Last week’s unprecedented House floor vote holding Attorney General Eric Holder in contempt looks first of all like escalating institutional conflict at the confluence of divided government and partisan polarization. My research on congressional investigations with David Parker, like our “Divided We Quarrel” (2009) – offers this sort of reading. But the 21 Democrats who defected, 21 voting to hold Holder civil and 17 voting to hold Holder in criminal contempt highlights a different story about the power of interest groups like the National Rifle Association in Congress. Slate’s Explainer asks, “Why is the NRA so Powerful?”

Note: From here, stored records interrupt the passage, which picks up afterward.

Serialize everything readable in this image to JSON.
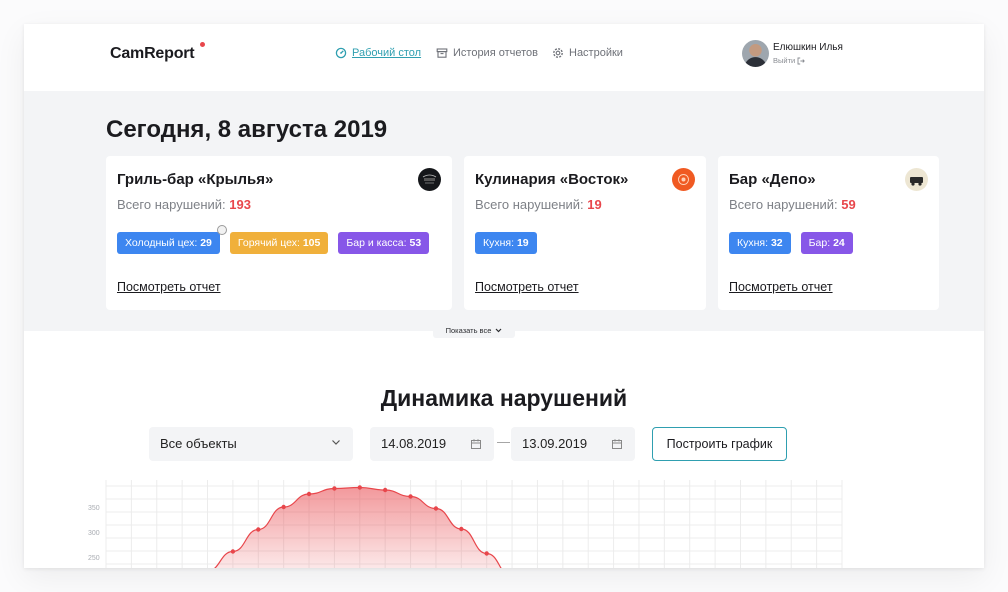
{
  "app": {
    "name": "CamReport",
    "accent": "#2f9fb0",
    "alert": "#e8464b"
  },
  "nav": {
    "dashboard": {
      "label": "Рабочий стол",
      "icon": "dashboard-icon"
    },
    "history": {
      "label": "История отчетов",
      "icon": "archive-icon"
    },
    "settings": {
      "label": "Настройки",
      "icon": "gear-icon"
    }
  },
  "user": {
    "name": "Елюшкин Илья",
    "logout": "Выйти"
  },
  "today": "Сегодня, 8 августа 2019",
  "cards": [
    {
      "title": "Гриль-бар «Крылья»",
      "total_label": "Всего нарушений:",
      "total": "193",
      "tags": [
        {
          "label": "Холодный цех:",
          "value": "29",
          "color": "blue"
        },
        {
          "label": "Горячий цех:",
          "value": "105",
          "color": "orange"
        },
        {
          "label": "Бар и касса:",
          "value": "53",
          "color": "purple"
        }
      ],
      "link": "Посмотреть отчет"
    },
    {
      "title": "Кулинария «Восток»",
      "total_label": "Всего нарушений:",
      "total": "19",
      "tags": [
        {
          "label": "Кухня:",
          "value": "19",
          "color": "blue"
        }
      ],
      "link": "Посмотреть отчет"
    },
    {
      "title": "Бар «Депо»",
      "total_label": "Всего нарушений:",
      "total": "59",
      "tags": [
        {
          "label": "Кухня:",
          "value": "32",
          "color": "blue"
        },
        {
          "label": "Бар:",
          "value": "24",
          "color": "purple"
        }
      ],
      "link": "Посмотреть отчет"
    }
  ],
  "show_all": "Показать все",
  "dynamics": {
    "title": "Динамика нарушений",
    "object_select": "Все объекты",
    "date_from": "14.08.2019",
    "date_sep": "—",
    "date_to": "13.09.2019",
    "build_button": "Построить график"
  },
  "chart_data": {
    "type": "area",
    "y_ticks": [
      250,
      300,
      350
    ],
    "series": [
      {
        "values": [
          222,
          261,
          305,
          350,
          376,
          387,
          389,
          384,
          371,
          347,
          306,
          257,
          210
        ]
      }
    ],
    "color": "#e8464b",
    "grid": true
  }
}
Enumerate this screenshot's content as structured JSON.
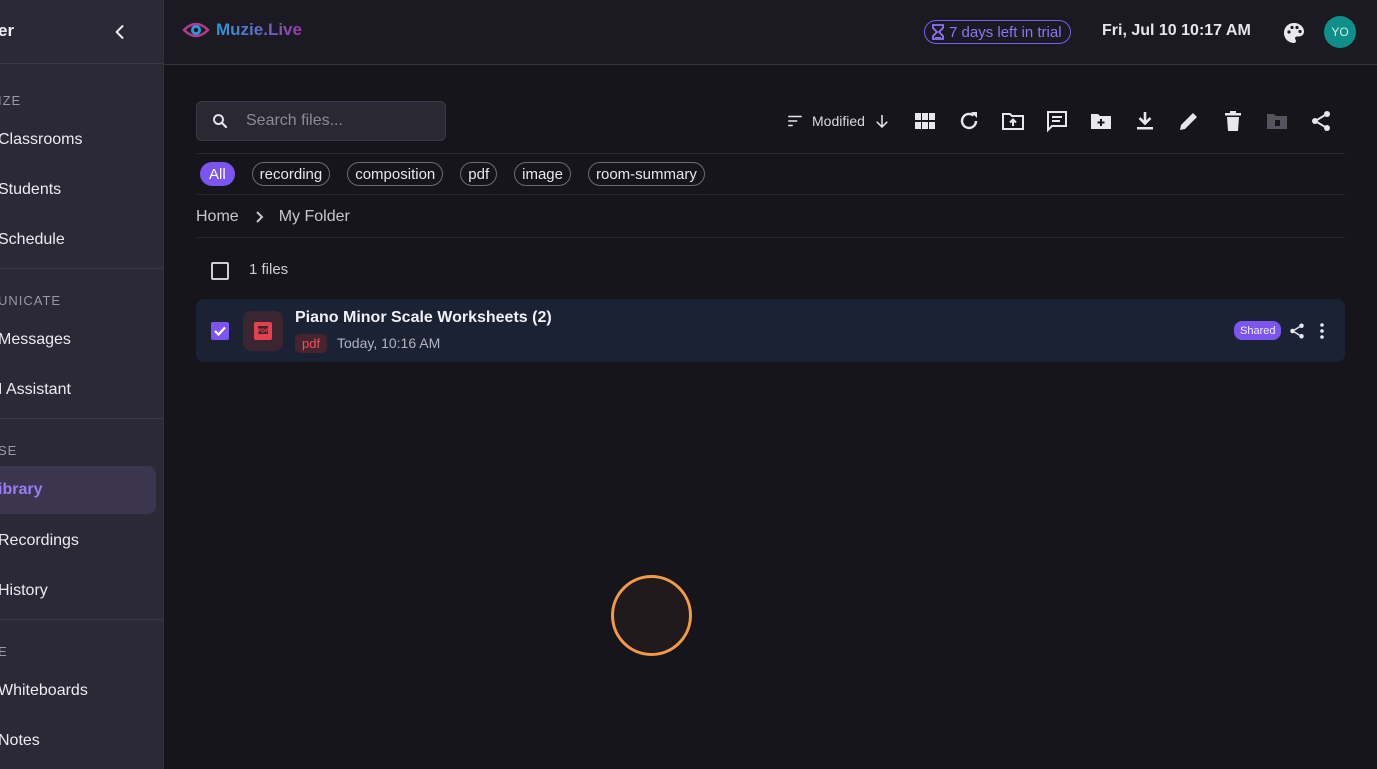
{
  "sidebar": {
    "title": "er",
    "sections": [
      {
        "label": "IZE",
        "items": [
          "Classrooms",
          "Students",
          "Schedule"
        ]
      },
      {
        "label": "UNICATE",
        "items": [
          "Messages",
          "I Assistant"
        ]
      },
      {
        "label": "SE",
        "items": [
          "ibrary",
          "Recordings",
          "History"
        ]
      },
      {
        "label": "E",
        "items": [
          "Whiteboards",
          "Notes"
        ]
      }
    ],
    "active_item": "ibrary"
  },
  "topbar": {
    "logo_text": "Muzie.Live",
    "trial_label": "7 days left in trial",
    "datetime": "Fri, Jul 10 10:17 AM",
    "avatar_initials": "YO"
  },
  "search": {
    "placeholder": "Search files..."
  },
  "toolbar": {
    "sort_label": "Modified",
    "icons": [
      "grid-view-icon",
      "refresh-icon",
      "upload-folder-icon",
      "comment-icon",
      "new-folder-icon",
      "download-icon",
      "rename-icon",
      "delete-icon",
      "archive-icon",
      "share-icon"
    ]
  },
  "filters": [
    "All",
    "recording",
    "composition",
    "pdf",
    "image",
    "room-summary"
  ],
  "active_filter": "All",
  "breadcrumb": {
    "home": "Home",
    "current": "My Folder"
  },
  "file_count": "1 files",
  "files": [
    {
      "name": "Piano Minor Scale Worksheets (2)",
      "type": "pdf",
      "date": "Today, 10:16 AM",
      "badge": "Shared",
      "selected": true
    }
  ],
  "colors": {
    "accent": "#7b55ee",
    "pdf": "#ee4f5c",
    "cursor_ring": "#f29a45"
  }
}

This enlightening New York Times infographic illustrates the geography of Democratic defections on the Holder vote – again largely rural districts where presumably support for gun ownership is high. This CNN report includes some analysis linking NRA support with Democratic defections – I’m sure there are others scrutinizing the Holder vote. (If you see something, please let me know!) The NRA’s decision to “score” the vote, including the vote in the calculation of its candidate ratings, put enormous pressure on Democrats who rely on the NRA (or at least the absence of the NRA’s active opposition) in conservative and rural districts. NRA advocates made clear this was a vote not just about the administration and Attorney General Holder failing to comply with a committee subpoena, but about the threat to gun owner Holder and the administration are presumed to represent. The NRA’s Wayne LaPierre articulates the argument against Holder:
“Attorney General Eric Holder has a long career of opposition to the Second Amendment…His refusal to disclose what many suspect is another example of anti-Second Amendment behavior has brought him to this historic moment of resistance and shame. The people of this country will not be denied a clear understanding of what transpired behind closed doors over a period of years that sure looks like it is connected to a political agenda.”
Or, as the NRA’s Chris Cox puts it in this interview, “Eric Holder’s contempt for the Second Amendment is the only thing that is probably is stronger than Congress’s contempt for Eric Holder.” Not very poetic, but a remarkable commentary nonetheless. Returning to an earlier issue without drawing causal arrows, the “contempt” in Congress for Attorney General Holder and those charged with enforcing gun laws correlates with the erosion of leadership capacity in ATF. Whether or not using the Senate confirmation process to neuter ATF’s leadership represents a conscious strategy, constant turnover and uncertainty in the director’s position there is, as the positivists would say, observational equivalence.